Ilustração por Jô Oliveira

  As águas foram crescendo, subindo e correndo, numa enchente sem fim, dia e noite, alagando, encharcando, atolando, aumentando sem cessar, cumprindo uma ordem misteriosa. Tomou toda a várzea, passando por cima das carnaubeiras e buritis, dando onda como maré de enchente na lua. 

  Ficou a lagoa encantada, cheia de luzes e de vozes. Ninguém podia morar na beira porque, a noite inteira, subia do fundo d’água um choro de criança, como se chamasse a mãe para amamentar. 

  Ano vai e ano vem, o choro parou e, vez por outra, aparecia um homem moço, airoso, muito claro, menino de manhã, com barbas ruivas ao meio dia e barbado de branco ao anoitecer.

  Muita gente o viu e tem visto. Foge dos homens e procura as mulheres que vão bater roupa.
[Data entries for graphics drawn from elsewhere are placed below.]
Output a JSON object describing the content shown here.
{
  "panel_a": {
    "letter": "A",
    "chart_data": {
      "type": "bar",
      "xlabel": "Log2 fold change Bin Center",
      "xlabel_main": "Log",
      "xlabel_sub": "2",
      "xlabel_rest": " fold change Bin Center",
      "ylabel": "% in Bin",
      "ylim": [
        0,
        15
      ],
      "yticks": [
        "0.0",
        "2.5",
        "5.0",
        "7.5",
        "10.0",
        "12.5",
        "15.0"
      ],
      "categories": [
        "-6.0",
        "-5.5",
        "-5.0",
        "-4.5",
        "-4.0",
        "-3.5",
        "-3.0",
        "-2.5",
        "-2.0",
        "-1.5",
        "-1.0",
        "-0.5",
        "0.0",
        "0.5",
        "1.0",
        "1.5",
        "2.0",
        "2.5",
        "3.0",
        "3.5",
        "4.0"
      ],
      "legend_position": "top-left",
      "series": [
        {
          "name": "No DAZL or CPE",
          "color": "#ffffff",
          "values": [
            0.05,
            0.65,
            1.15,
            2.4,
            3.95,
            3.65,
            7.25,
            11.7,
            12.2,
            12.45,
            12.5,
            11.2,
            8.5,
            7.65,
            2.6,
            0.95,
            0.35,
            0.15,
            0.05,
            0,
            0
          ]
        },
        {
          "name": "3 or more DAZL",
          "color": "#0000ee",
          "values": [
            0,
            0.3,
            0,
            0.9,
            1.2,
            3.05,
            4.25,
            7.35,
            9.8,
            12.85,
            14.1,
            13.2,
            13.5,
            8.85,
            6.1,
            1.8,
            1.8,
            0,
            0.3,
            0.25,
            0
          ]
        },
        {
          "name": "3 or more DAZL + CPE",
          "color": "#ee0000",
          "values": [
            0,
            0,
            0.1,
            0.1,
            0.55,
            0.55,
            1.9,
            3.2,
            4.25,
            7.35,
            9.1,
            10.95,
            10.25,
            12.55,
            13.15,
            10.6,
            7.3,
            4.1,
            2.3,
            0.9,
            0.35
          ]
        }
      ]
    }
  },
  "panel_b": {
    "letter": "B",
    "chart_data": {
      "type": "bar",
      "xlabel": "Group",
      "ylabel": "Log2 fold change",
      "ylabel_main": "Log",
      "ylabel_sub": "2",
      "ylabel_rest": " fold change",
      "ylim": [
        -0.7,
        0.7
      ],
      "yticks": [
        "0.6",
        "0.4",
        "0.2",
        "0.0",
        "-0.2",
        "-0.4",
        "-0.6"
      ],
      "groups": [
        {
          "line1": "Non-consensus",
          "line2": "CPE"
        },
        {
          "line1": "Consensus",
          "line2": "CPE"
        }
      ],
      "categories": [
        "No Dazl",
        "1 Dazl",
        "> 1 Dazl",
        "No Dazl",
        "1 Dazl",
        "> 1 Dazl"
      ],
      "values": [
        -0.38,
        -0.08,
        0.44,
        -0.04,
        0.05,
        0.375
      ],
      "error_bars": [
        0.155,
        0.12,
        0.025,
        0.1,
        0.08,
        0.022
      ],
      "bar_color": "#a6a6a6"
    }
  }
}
Agarra-as só para abraçar e beijar. Depois, corre e pula na lagoa, desaparecendo.

  Nenhuma mulher bate roupa e toma banho sozinha, com medo do Barba Ruiva. Homem de respeito, doutor formado, tem encontrado o Filho-da-Mãe-D’água, e perde o uso de razão, horas e horas.

  Mas o Barba-Ruiva não ofende a ninguém. Corre sua sina nas águas da lagoa de Parnaguá, perseguindo mulheres e fugindo dos homens.

  Um dia desencantará, se uma mulher atirar na cabeça dele água benta e um rosário indulgenciado. Barba-Ruiva é pagão, e deixa de ser encantado sendo cristão.

  Mas não nasceu ainda essa mulher valente para desencantar o Barba-Ruiva.

  Por isso ele cumpre sua sina nas águas claras da lagoa de Parnaguá.


  




   Fonte:


  CASCUDO, Luís da Câmara. Lendas Brasileiras para Jovens. São Paulo: Global Editora, 2015.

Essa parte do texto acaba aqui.